Giordano’s is another popular pizzeria in Chicago, with additional locations around the country. Most rework on the restaurants has focused on the interior walls, but the Oakbrook Terrace, Ill., location needed both exterior refurbishing and updated branding. The Aria Group, which specializes in hospitality architecture, stripped off the old façade and replaced it with a new thin brick facing. The result was an exterior with a clean, modern look and a welcoming new patio. For many years, Aria Group has been using the same specifications for Giordano’s restaurants, so the same color palette of reclaimed brick is used no matter the location. They work closely with Bricks Incorporated to achieve this.
Biaggi’s Ristorante Italiano
Biaggi’s is an Italian restaurant with roots in Bloomington, Ill. There are currently 20 locations operating in 10 states nationwide, with three locations in the Chicago area. Biaggi’s has its own interior designer, Pam Valenta, who has a long-time relationship with Schmitt and Bricks Incorporated. She selected Chicago common Medium Pink, in a mixture of thin brick and full-face brick, for about 10 of the locations so far. “The reclaimed brick brings an old Chicago feel to the project,” says Schmitt. “Valenta liked the fact that the Italian brick and the old buildings have rustic-looking materials.

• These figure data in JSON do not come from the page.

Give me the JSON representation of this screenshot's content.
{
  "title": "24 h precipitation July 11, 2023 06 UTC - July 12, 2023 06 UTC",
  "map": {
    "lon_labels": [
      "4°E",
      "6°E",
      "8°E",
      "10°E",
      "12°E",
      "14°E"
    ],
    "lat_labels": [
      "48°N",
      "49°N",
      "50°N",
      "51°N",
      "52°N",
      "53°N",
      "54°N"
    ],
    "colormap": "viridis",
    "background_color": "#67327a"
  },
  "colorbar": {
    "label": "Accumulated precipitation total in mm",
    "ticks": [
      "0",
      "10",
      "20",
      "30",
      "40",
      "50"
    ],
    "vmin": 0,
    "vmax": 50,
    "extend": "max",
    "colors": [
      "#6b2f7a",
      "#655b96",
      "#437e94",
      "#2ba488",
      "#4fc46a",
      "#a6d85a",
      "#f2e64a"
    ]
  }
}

It looks like a ‘near miss,’ but it’s very appealing.”
Bricks Incorporated does more than reface pizzerias with reclaimed brick. Their newly overhauled website, www.bricksinc.net, displays projects ranging from fireplaces and single-family residences to healthcare facilities and schools. While newly manufactured brick, windows and doors are a large part of their business, Bricks Incorporated has made its mark by reclaiming and recycling Chicago common brick, while preserving energy and saving materials from the landfill.